9. If you are so unfortunate as to be summarily laid off or badly used at work, suck it up. It’s not personal – it’s just business.
10. If the company needs you to neglect your family and your health to get the job done, keep in mind: we’re a team! All for one, and one for all!
11. Your boss will tell you what you need to improve on the job. If your boss doesn’t understand your job, take his or her feedback anyway.
12. Business is all about speed, because time is money. If you have a better idea about how to do something, keep it to yourself. No one has time to listen to it, even if it would save the company time and money.

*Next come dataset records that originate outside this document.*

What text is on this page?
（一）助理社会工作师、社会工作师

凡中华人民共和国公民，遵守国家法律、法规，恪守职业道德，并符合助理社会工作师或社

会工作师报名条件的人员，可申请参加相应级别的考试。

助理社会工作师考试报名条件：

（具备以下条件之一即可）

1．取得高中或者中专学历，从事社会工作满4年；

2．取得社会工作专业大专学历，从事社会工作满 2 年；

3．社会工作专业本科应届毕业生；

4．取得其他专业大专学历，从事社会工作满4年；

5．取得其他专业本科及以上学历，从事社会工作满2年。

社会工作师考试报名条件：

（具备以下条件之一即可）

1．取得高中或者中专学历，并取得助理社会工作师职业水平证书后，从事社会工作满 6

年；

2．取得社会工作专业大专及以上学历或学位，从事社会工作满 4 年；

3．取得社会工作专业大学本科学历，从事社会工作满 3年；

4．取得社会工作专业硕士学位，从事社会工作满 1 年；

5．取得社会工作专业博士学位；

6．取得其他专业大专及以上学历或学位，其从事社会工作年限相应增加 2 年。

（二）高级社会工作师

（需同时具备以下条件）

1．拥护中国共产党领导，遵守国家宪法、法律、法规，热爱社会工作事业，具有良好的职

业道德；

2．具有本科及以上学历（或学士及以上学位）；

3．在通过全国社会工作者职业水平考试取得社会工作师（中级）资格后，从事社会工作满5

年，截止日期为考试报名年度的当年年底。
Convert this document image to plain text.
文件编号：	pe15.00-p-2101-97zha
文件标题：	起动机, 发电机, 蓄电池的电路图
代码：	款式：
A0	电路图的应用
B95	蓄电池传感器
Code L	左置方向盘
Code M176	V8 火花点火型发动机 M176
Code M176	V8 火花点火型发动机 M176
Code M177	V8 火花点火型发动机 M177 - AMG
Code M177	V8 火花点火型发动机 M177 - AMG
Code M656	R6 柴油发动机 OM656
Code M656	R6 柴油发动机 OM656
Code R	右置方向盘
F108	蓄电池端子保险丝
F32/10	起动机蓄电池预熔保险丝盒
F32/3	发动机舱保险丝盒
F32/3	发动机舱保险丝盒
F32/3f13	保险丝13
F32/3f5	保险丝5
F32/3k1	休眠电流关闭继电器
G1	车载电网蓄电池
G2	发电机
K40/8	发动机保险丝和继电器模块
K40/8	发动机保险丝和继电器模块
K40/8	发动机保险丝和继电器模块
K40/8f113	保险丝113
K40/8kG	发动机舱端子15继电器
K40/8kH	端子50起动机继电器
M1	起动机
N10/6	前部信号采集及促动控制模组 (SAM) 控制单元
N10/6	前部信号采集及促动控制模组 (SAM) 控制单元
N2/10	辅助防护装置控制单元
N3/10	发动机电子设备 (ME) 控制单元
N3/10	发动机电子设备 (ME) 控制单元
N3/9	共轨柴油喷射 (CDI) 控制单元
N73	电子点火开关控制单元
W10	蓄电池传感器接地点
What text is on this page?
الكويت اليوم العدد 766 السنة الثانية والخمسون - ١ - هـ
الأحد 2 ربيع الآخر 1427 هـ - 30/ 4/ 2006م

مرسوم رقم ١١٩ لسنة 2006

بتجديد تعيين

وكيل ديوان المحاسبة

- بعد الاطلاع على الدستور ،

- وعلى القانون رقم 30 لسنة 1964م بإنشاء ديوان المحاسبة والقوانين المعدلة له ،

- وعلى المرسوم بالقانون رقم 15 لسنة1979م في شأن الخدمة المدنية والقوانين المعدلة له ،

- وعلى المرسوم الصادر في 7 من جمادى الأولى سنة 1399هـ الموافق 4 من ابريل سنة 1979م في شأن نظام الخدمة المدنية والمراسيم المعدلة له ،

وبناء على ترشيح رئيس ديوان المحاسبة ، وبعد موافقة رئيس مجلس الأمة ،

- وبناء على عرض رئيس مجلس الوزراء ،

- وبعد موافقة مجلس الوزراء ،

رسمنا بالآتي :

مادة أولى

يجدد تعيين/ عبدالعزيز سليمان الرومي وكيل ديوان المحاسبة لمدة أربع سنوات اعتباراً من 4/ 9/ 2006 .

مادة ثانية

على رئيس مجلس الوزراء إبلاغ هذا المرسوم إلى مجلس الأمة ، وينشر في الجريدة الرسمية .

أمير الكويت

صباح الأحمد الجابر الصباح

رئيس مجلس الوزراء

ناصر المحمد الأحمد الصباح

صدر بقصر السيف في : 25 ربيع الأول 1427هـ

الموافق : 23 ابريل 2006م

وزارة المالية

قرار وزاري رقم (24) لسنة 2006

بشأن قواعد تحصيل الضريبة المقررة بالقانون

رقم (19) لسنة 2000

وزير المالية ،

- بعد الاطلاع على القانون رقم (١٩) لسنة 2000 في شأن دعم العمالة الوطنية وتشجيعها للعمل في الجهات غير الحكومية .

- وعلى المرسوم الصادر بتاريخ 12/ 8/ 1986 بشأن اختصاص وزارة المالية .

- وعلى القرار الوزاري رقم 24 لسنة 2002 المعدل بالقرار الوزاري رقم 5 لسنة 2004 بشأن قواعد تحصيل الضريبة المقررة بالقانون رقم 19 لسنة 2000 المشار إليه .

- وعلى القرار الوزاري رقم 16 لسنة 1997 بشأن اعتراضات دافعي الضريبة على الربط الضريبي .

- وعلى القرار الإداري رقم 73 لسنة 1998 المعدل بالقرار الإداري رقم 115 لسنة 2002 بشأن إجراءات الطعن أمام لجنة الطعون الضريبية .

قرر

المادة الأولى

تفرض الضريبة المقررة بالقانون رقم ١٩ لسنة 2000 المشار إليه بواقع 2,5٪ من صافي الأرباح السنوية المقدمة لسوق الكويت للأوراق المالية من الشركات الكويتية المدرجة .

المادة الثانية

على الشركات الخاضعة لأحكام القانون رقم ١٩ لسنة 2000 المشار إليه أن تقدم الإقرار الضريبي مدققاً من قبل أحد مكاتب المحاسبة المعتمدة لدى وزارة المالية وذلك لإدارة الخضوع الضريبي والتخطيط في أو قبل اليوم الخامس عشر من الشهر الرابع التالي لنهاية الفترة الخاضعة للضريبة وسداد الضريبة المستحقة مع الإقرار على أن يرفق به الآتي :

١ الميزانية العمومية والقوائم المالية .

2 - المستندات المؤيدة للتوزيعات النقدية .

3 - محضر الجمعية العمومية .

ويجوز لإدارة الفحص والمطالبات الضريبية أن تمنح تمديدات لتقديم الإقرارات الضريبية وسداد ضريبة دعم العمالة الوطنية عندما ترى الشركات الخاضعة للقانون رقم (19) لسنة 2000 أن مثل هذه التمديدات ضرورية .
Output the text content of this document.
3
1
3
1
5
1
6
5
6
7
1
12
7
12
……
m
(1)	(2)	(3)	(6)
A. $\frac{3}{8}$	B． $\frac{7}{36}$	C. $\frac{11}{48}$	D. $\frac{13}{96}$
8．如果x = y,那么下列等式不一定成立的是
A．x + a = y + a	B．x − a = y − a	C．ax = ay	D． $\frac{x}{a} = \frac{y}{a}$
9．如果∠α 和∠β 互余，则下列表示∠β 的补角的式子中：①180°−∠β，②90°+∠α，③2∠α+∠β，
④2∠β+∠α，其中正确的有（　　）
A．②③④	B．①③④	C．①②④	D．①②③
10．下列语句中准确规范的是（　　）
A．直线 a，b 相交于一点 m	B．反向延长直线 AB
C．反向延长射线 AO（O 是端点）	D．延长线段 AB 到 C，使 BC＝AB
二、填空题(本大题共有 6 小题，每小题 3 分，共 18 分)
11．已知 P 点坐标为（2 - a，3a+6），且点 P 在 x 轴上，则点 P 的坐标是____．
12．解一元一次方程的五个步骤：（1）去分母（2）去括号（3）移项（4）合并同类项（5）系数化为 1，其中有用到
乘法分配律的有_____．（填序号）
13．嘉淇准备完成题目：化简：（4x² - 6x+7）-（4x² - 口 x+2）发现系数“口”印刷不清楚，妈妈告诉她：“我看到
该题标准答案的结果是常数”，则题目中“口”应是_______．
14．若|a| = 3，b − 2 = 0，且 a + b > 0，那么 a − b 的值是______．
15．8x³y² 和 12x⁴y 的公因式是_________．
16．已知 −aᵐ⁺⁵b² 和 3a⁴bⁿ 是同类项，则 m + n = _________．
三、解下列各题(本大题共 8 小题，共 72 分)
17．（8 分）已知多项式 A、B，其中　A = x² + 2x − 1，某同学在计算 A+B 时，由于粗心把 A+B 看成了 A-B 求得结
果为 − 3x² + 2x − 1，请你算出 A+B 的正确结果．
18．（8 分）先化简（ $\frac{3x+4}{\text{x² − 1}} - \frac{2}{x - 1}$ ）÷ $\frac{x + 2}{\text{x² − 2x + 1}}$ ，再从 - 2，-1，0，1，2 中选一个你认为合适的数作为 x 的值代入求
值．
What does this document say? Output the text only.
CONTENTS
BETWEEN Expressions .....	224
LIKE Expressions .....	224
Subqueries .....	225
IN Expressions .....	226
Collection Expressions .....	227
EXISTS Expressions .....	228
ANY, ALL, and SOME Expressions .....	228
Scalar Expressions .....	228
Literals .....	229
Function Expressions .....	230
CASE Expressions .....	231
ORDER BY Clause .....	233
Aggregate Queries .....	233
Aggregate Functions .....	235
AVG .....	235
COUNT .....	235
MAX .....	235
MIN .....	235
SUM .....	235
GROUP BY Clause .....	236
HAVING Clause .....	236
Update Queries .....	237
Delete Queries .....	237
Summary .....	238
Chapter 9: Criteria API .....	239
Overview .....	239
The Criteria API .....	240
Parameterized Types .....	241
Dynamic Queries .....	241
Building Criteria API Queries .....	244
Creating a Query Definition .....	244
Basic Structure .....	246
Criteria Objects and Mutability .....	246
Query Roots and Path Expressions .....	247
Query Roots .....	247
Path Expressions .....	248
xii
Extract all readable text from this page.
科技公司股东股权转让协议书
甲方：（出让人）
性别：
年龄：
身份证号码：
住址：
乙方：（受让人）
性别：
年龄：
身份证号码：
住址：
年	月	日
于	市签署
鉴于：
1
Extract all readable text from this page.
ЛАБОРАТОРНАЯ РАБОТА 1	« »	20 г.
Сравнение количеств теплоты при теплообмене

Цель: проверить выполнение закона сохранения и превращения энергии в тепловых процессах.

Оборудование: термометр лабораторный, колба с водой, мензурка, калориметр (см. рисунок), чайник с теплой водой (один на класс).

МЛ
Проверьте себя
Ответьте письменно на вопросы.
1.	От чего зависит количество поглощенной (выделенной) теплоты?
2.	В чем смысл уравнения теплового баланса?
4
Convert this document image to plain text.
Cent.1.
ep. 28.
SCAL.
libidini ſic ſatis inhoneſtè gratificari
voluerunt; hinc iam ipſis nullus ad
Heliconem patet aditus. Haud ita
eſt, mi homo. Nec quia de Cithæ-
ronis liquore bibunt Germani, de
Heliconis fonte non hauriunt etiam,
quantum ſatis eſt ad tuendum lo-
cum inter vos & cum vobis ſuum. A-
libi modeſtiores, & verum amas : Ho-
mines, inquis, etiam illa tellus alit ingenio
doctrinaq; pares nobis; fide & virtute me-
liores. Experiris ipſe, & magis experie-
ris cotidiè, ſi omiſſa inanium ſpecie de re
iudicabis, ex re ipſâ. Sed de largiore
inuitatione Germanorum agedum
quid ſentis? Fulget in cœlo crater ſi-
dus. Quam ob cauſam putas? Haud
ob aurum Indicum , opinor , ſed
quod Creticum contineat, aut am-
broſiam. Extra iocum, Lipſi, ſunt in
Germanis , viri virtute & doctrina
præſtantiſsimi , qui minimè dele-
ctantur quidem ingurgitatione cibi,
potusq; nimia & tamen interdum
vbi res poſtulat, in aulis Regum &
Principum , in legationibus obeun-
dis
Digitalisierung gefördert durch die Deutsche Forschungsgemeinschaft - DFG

13. If you hit your goals, then your goals were obviously too low. You sandbagged — that’s practically theft!
14. Only a very small group of people can be entrepreneurs and work for themselves. Those people are mutants. Normal people work for other people.
15. If you don’t have data to back up your argument, your argument will fail. If the CEO wants something to happen, the CEO will provide data to back up his or her position. Here’s what the data will say: “That’s what I want — go do it.”
16. If you have a good idea, it was probably not your idea. You probably cobbled it together from a half-dozen nonsensical things your manager said over the past six months, and now you’re trying to pawn it off as your own.
17. Business is all about efficiency. If you figure out how to do your work in fewer than ten hours a day, you are efficient enough to take on more work.
18. If it can be measured, it must be measured and you will be evaluated based on the measurement of it.
19. Everyone in business has to pay their dues, except for the people who don’t. If you are not one of those people, don’t ask why — there is a very good reason, which is confidential.
20. If your manager wanted you to know that, he or she would have already told you.
21. If you are unhappy in your job, you are Disengaged. Because we value Employee Engagement, any employee who is insufficiently Engaged should expect to be put on a performance plan until their Engagement improves.
22. We look forward to working with you for a long time unless our plans change.
23. Everyone is replaceable. We are a strong, united team. Go Team!
24. If you don’t like it here, go work somewhere else. Keep in mind that job-hunting while employed here is grounds for immediate termination.
25. Our employees are our greatest asset.
This article first appeared on Forbes.